Je voudrais tout d’abord insister sur l’exigence de lisibilité qui doit entourer nos débats : en effet, certains éléments ne la favorisent pas, comme la répercussion sur l’Ondam des mesures salariales du Ségur de la santé ou bien la réflexion, encore inaboutie, sur la définition du périmètre de la nouvelle branche autonomie.

Alors que le Gouvernement a décidé de conduire une réflexion attendue sur l’avenir de l’Ondam, les propositions formulées, l’an passé, par mes collègues Catherine Deroche et René-Paul Savary, auxquelles je souscris, sont plus que jamais d’actualité pour redonner à cet outil, un rôle de pilotage stratégique de la dépense de santé : il s’agissait, en effet, d’inscrire nos débats dans une dimension pluriannuelle plus structurante.

Au nom de ce même principe de lisibilité et en cohérence avec notre approche constante du budget de la sécurité sociale, la commission a refusé la trajectoire financière incertaine du nouveau fonds de modernisation et d’investissement en santé. En effet, nous n’acceptons pas de faire peser sur l’assurance maladie une partie du plan de relance.

Nous persistons également, au nom des mêmes principes, à rejeter le financement par la Cades de la reprise de la dette hospitalière, qui devrait revenir à l’État. Vous noterez dans ses positions, messieurs les ministres, une certaine constance.

Nous proposerons, en outre, d’associer les élus locaux aux décisions d’investissement en santé. Il ne s’agit pas seulement, monsieur le ministre, comme vous l’avez soutenu lors de votre audition, de considérer les collectivités territoriales comme d’opportuns financeurs ; mais notre volonté est aussi d’ancrer les projets dans un cadre concerté avec les acteurs qui connaissent les territoires et les besoins en santé.

Ensuite, la crise sanitaire nous rappelle le rôle crucial de la prévention et de la coordination des prises en charge. À cet égard, si nous ne contestons pas le fait que les investissements du Ségur de la santé soient ciblés sur l’hôpital, acteur clé de notre système de santé, nous regrettons que certaines mesures prévues dans ce PLFSS constituent de mauvais signaux adressés à d’autres acteurs, tout aussi importants.

Tel est le cas de la convention médicale, reportée à 2023, alors que devaient se tenir des discussions essentielles sur l’organisation des parcours de soins en ville. De même, les mesures sur la téléconsultation ne traduisent pas, en l’état, une logique de santé publique. D’autres dispositifs à l’ambition limitée ne sont pas non plus à la hauteur des enjeux de décloisonnement entre la médecine de ville et l’hôpital ou des attentes partagées d’une diversification des financements hospitaliers.
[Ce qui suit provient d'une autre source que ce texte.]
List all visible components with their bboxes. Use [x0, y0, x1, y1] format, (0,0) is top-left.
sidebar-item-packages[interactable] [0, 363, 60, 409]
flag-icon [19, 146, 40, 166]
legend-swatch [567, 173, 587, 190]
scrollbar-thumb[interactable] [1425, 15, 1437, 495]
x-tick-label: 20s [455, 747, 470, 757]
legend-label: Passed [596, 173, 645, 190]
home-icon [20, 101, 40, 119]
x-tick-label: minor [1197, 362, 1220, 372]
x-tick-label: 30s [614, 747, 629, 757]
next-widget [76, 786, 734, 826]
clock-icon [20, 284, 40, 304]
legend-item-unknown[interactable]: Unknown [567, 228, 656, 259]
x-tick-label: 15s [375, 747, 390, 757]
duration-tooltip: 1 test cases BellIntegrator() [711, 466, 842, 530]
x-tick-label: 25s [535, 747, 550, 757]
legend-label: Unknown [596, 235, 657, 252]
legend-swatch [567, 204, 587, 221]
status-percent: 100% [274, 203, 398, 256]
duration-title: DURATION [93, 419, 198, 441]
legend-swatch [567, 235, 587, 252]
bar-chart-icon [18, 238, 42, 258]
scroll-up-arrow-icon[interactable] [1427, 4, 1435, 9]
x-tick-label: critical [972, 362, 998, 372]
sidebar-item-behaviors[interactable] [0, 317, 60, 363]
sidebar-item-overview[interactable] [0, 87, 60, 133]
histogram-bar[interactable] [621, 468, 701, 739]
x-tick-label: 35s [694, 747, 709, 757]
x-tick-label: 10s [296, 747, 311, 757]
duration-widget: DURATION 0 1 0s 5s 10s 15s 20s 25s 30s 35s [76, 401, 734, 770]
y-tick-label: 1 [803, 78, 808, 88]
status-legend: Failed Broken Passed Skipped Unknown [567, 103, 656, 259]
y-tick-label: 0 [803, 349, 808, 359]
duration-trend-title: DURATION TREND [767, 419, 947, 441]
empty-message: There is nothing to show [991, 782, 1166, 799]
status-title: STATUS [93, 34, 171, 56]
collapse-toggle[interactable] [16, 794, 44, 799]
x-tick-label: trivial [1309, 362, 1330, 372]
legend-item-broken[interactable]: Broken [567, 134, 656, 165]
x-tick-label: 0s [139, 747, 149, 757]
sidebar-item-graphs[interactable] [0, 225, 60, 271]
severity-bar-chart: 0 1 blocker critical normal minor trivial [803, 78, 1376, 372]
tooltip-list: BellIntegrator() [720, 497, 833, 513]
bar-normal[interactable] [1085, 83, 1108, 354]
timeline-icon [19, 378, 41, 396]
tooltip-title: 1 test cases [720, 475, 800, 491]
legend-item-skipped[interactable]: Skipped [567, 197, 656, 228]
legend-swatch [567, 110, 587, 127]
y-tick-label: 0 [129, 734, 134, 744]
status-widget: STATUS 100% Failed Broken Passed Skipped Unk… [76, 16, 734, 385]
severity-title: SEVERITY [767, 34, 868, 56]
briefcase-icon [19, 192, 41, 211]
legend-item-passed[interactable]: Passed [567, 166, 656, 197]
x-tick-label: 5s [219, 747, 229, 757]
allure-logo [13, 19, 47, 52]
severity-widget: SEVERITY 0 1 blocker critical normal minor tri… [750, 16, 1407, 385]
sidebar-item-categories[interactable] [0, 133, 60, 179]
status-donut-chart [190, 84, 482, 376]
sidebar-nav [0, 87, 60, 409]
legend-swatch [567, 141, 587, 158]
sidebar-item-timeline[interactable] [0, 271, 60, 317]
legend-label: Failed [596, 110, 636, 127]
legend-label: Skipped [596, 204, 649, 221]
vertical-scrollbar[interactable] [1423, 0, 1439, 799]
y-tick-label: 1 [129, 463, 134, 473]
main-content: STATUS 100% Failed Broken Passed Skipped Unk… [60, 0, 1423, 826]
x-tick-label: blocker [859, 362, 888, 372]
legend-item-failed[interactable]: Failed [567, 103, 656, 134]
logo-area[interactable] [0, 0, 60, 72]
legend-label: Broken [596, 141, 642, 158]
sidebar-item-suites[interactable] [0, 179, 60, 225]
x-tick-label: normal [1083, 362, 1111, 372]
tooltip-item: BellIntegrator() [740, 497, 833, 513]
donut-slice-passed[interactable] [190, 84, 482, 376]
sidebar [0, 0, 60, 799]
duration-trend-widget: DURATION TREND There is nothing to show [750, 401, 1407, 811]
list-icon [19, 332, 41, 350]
Certaines réformes vont néanmoins dans le bon sens ; nous les soutiendrons, moyennant quelques ajustements. Si nous regrettons des réflexions inabouties, comme l’absence de financement pérenne des maisons de naissance, nous sommes favorables à la refonte de l’accès précoce aux médicaments et nous espérons qu’elle ouvrira enfin la voie à une plus grande stabilité de notre modèle.

En ce jour du cinquantième anniversaire de la mort du général de Gaulle, dont le gouvernement institua la sécurité sociale, en octobre 1945, comme vous l’avez rappelé, monsieur le ministre des solidarités et de la santé, ce texte laisse encore nombre d’interrogations en suspens. Nos débats permettront, je l’espère, d’en lever certaines ou de faire le jour sur le calendrier d’autres réformes structurantes, aussi attendues que nécessaires. Notre système de santé en a besoin et nous avons besoin de lui.

Par conséquent, sous réserve de l’adoption des amendements que je présenterai au nom de la commission des affaires sociales, celle-ci vous demandera d’adopter ce projet de loi dans son volet assurance maladie.